ECLI:NL:RBNHO:2015:4394

Rechtbank Noord-Holland

Datum uitspraak
2 juni 2015
Publicatiedatum
28 mei 2015
Zaaknummer
14-735
Instantie
Rechtbank Noord-Holland
Type
Uitspraak
Procedures
  • Eerste aanleg - enkelvoudig
Rechters
Vindplaatsen
  • Rechtspraak.nl
AI samenvatting door LexboostAutomatisch gegenereerd

Omgevingsvergunning voor de bouw van een één-kamer-hotel in de vorm van een molen

Op 2 juni 2015 heeft de Rechtbank Noord-Holland uitspraak gedaan in de zaak tussen het college van burgemeester en wethouders van de gemeente Schagen en meerdere eisers, waaronder een aantal particulieren en een besloten vennootschap. Deze uitspraak volgt op een eerdere tussenuitspraak van 12 september 2014, waarin de rechtbank verweerder de gelegenheid gaf om gebreken in het bestreden besluit van 4 februari 2014 te herstellen. De zaak betreft een omgevingsvergunning voor de bouw van een één-kamer-hotel in de vorm van een molen.

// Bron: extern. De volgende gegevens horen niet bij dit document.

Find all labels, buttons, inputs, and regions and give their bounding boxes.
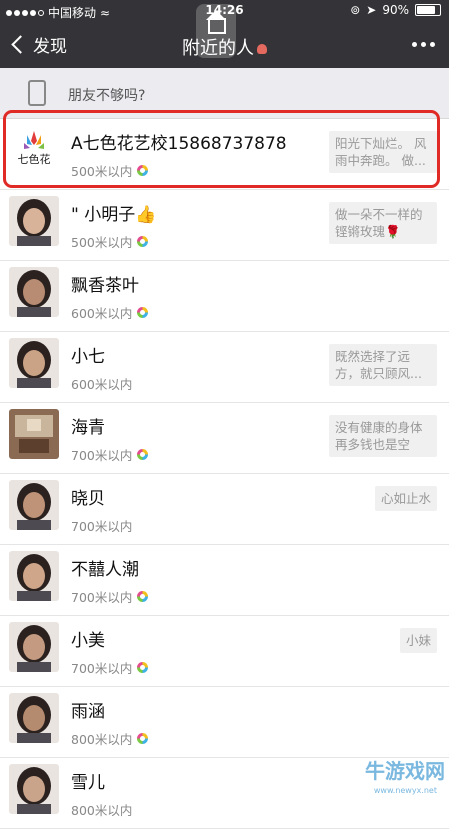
nearby-people-list: 七色花 A七色花艺校15868737878 500米以内 阳光下灿烂。 风雨中奔跑。 … xyxy=(0,119,449,829)
more-options-button[interactable] xyxy=(412,42,435,47)
watermark-logo: 牛游戏网 xyxy=(365,759,445,783)
moments-icon xyxy=(137,733,149,744)
moments-icon xyxy=(137,449,149,460)
top-bar: 中国移动 ≈ 14:26 ⊚ ➤ 90% 发现 附近的人 xyxy=(0,0,449,68)
signature: 做一朵不一样的铿锵玫瑰🌹 xyxy=(329,202,437,244)
person-name: 不囍人潮 xyxy=(71,560,139,580)
signature: 心如止水 xyxy=(374,486,437,511)
avatar xyxy=(9,196,59,246)
avatar xyxy=(9,622,59,672)
distance: 500米以内 xyxy=(71,232,149,251)
avatar xyxy=(9,551,59,601)
moments-icon xyxy=(137,236,149,247)
person-name: 小七 xyxy=(71,347,105,367)
person-row[interactable]: " 小明子👍 500米以内 做一朵不一样的铿锵玫瑰🌹 xyxy=(0,190,449,261)
distance-text: 600米以内 xyxy=(71,377,133,392)
distance-text: 500米以内 xyxy=(71,164,133,179)
distance-text: 500米以内 xyxy=(71,235,133,250)
person-row[interactable]: 小七 600米以内 既然选择了远方，就只顾风... xyxy=(0,332,449,403)
signature: 既然选择了远方，就只顾风... xyxy=(329,344,437,386)
battery-percent: 90% xyxy=(382,3,409,17)
moments-icon xyxy=(137,165,149,176)
person-name: " 小明子👍 xyxy=(71,205,157,225)
page-title: 附近的人 xyxy=(0,34,449,60)
location-icon: ➤ xyxy=(366,3,377,17)
person-row[interactable]: 小美 700米以内 小妹 xyxy=(0,616,449,687)
orientation-lock-icon: ⊚ xyxy=(350,3,361,17)
person-name: 小美 xyxy=(71,631,105,651)
avatar: 七色花 xyxy=(9,125,59,175)
person-row[interactable]: 雨涵 800米以内 xyxy=(0,687,449,758)
distance: 700米以内 xyxy=(71,658,149,677)
person-name: 晓贝 xyxy=(71,489,105,509)
person-row[interactable]: 七色花 A七色花艺校15868737878 500米以内 阳光下灿烂。 风雨中奔跑。 … xyxy=(0,119,449,190)
distance-text: 800米以内 xyxy=(71,803,133,818)
distance: 800米以内 xyxy=(71,800,132,819)
signature: 没有健康的身体再多钱也是空 xyxy=(329,415,437,457)
distance: 700米以内 xyxy=(71,516,132,535)
distance-text: 800米以内 xyxy=(71,732,133,747)
moments-icon xyxy=(137,307,149,318)
avatar xyxy=(9,409,59,459)
person-name: 雪儿 xyxy=(71,773,105,793)
phone-icon xyxy=(28,80,46,106)
distance-text: 700米以内 xyxy=(71,519,133,534)
battery-icon xyxy=(415,4,441,16)
person-name: 飘香茶叶 xyxy=(71,276,139,296)
person-row[interactable]: 晓贝 700米以内 心如止水 xyxy=(0,474,449,545)
person-row[interactable]: 不囍人潮 700米以内 xyxy=(0,545,449,616)
more-friends-banner[interactable]: 朋友不够吗? xyxy=(0,68,449,119)
svg-text:七色花: 七色花 xyxy=(18,152,51,166)
person-row[interactable]: 海青 700米以内 没有健康的身体再多钱也是空 xyxy=(0,403,449,474)
moments-icon xyxy=(137,591,149,602)
moments-icon xyxy=(137,662,149,673)
avatar xyxy=(9,693,59,743)
avatar xyxy=(9,338,59,388)
person-icon xyxy=(257,44,267,54)
distance: 600米以内 xyxy=(71,374,132,393)
more-dots-icon xyxy=(412,42,417,47)
signature: 小妹 xyxy=(399,628,437,653)
distance: 500米以内 xyxy=(71,161,149,180)
distance-text: 700米以内 xyxy=(71,590,133,605)
person-name: 雨涵 xyxy=(71,702,105,722)
distance-text: 700米以内 xyxy=(71,448,133,463)
distance: 700米以内 xyxy=(71,445,149,464)
person-name: 海青 xyxy=(71,418,105,438)
banner-text: 朋友不够吗? xyxy=(68,88,146,104)
distance: 600米以内 xyxy=(71,303,149,322)
distance-text: 600米以内 xyxy=(71,306,133,321)
distance: 700米以内 xyxy=(71,587,149,606)
avatar xyxy=(9,267,59,317)
avatar xyxy=(9,480,59,530)
navigation-bar: 发现 附近的人 xyxy=(0,22,449,68)
signature: 阳光下灿烂。 风雨中奔跑。 做... xyxy=(329,131,437,173)
distance: 800米以内 xyxy=(71,729,149,748)
watermark-url: www.newyx.net xyxy=(373,786,437,795)
person-name: A七色花艺校15868737878 xyxy=(71,134,287,154)
distance-text: 700米以内 xyxy=(71,661,133,676)
avatar xyxy=(9,764,59,814)
person-row[interactable]: 飘香茶叶 600米以内 xyxy=(0,261,449,332)
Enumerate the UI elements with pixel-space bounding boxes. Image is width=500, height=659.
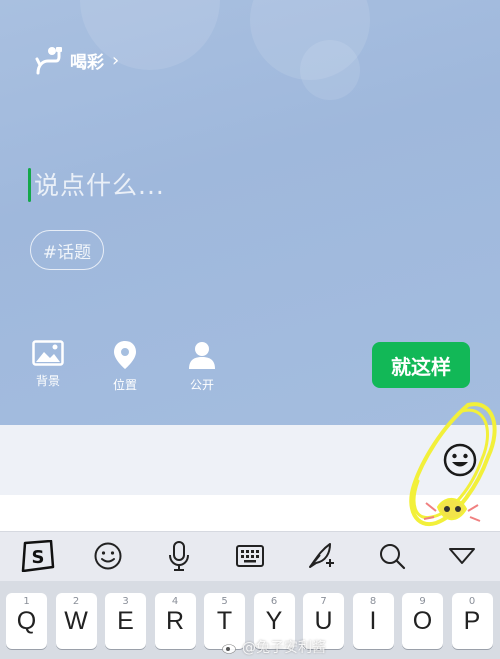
- microphone-icon[interactable]: [159, 537, 199, 575]
- emoji-bar: [0, 425, 500, 495]
- key-r[interactable]: 4R: [154, 593, 196, 649]
- collapse-keyboard-icon[interactable]: [442, 537, 482, 575]
- emoji-toggle-button[interactable]: [442, 442, 478, 478]
- background-label: 背景: [35, 374, 60, 388]
- collapse-keyboard-icon-glyph: [449, 548, 475, 564]
- text-caret: [28, 168, 31, 202]
- location-button[interactable]: 位置: [95, 340, 155, 393]
- search-icon-glyph: [380, 544, 406, 570]
- key-letter: E: [117, 607, 134, 635]
- image-icon: [32, 340, 64, 366]
- key-number-hint: 9: [419, 596, 426, 607]
- svg-text:S: S: [32, 547, 45, 568]
- cheer-label: 喝彩: [70, 52, 104, 73]
- background-decoration: [300, 40, 360, 100]
- key-number-hint: 4: [171, 596, 179, 607]
- post-text-input[interactable]: 说点什么...: [34, 164, 454, 208]
- key-w[interactable]: 2W: [55, 593, 97, 649]
- key-number-hint: 3: [122, 596, 129, 607]
- submit-button[interactable]: 就这样: [372, 342, 470, 388]
- key-letter: U: [314, 607, 333, 635]
- key-i[interactable]: 8I: [352, 593, 394, 649]
- key-letter: I: [369, 607, 377, 635]
- key-letter: T: [216, 607, 233, 635]
- key-number-hint: 7: [320, 596, 327, 607]
- search-icon[interactable]: [372, 537, 412, 575]
- sogou-logo-icon[interactable]: S: [18, 537, 58, 575]
- smiley-icon: [443, 443, 477, 477]
- key-letter: O: [412, 607, 433, 635]
- watermark: @兔子安利酱: [222, 637, 326, 657]
- visibility-label: 公开: [189, 378, 214, 392]
- key-number-hint: 0: [468, 596, 476, 607]
- key-number-hint: 6: [270, 596, 278, 607]
- compose-area[interactable]: 喝彩 › 说点什么... #话题 背景 位置 公开 就这样: [0, 0, 500, 425]
- key-number-hint: 2: [72, 596, 80, 607]
- handwriting-icon-glyph: [309, 543, 334, 568]
- handwriting-icon[interactable]: [301, 537, 341, 575]
- chevron-right-icon: ›: [112, 49, 120, 71]
- location-label: 位置: [112, 378, 137, 392]
- suggestion-strip: [0, 495, 500, 531]
- key-letter: Q: [16, 607, 37, 635]
- key-letter: W: [64, 607, 88, 635]
- key-letter: R: [165, 607, 185, 635]
- screen: 喝彩 › 说点什么... #话题 背景 位置 公开 就这样 S 1 Q 2 W …: [0, 0, 500, 659]
- watermark-text: @兔子安利酱: [242, 640, 326, 656]
- location-pin-icon: [114, 341, 136, 369]
- cheer-person-icon: [35, 47, 62, 75]
- key-e[interactable]: 3E: [105, 593, 146, 649]
- person-icon: [189, 342, 215, 369]
- key-o[interactable]: 9O: [402, 593, 443, 649]
- weibo-logo-icon: [222, 641, 238, 654]
- keyboard-icon[interactable]: [230, 537, 270, 575]
- keyboard-icon-glyph: [236, 545, 264, 567]
- key-p[interactable]: 0P: [451, 593, 493, 649]
- sogou-logo-icon-glyph: S: [21, 540, 55, 572]
- visibility-button[interactable]: 公开: [172, 340, 232, 393]
- cheer-selector[interactable]: 喝彩 ›: [34, 43, 119, 77]
- key-letter: P: [463, 607, 481, 635]
- emoji-smile-icon[interactable]: [88, 537, 128, 575]
- key-q[interactable]: 1Q: [6, 593, 47, 649]
- microphone-icon-glyph: [169, 541, 189, 571]
- background-button[interactable]: 背景: [18, 340, 78, 389]
- emoji-smile-icon-glyph: [94, 542, 122, 570]
- topic-chip[interactable]: #话题: [30, 230, 104, 270]
- key-letter: Y: [265, 607, 283, 635]
- key-number-hint: 5: [221, 596, 228, 607]
- key-number-hint: 1: [23, 596, 30, 607]
- key-number-hint: 8: [369, 596, 377, 607]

In de tussenuitspraak heeft de rechtbank vastgesteld dat er drie gebreken waren in het bestreden besluit. De rechtbank heeft verweerder de kans gegeven om deze gebreken te herstellen, wat resulteerde in een herstelbesluit op 24 februari 2015. De eisers hebben hierop gereageerd met zienswijzen, maar de rechtbank heeft besloten dat een nadere zitting niet nodig was. De rechtbank heeft vervolgens beoordeeld of de gebreken adequaat waren hersteld in het herstelbesluit.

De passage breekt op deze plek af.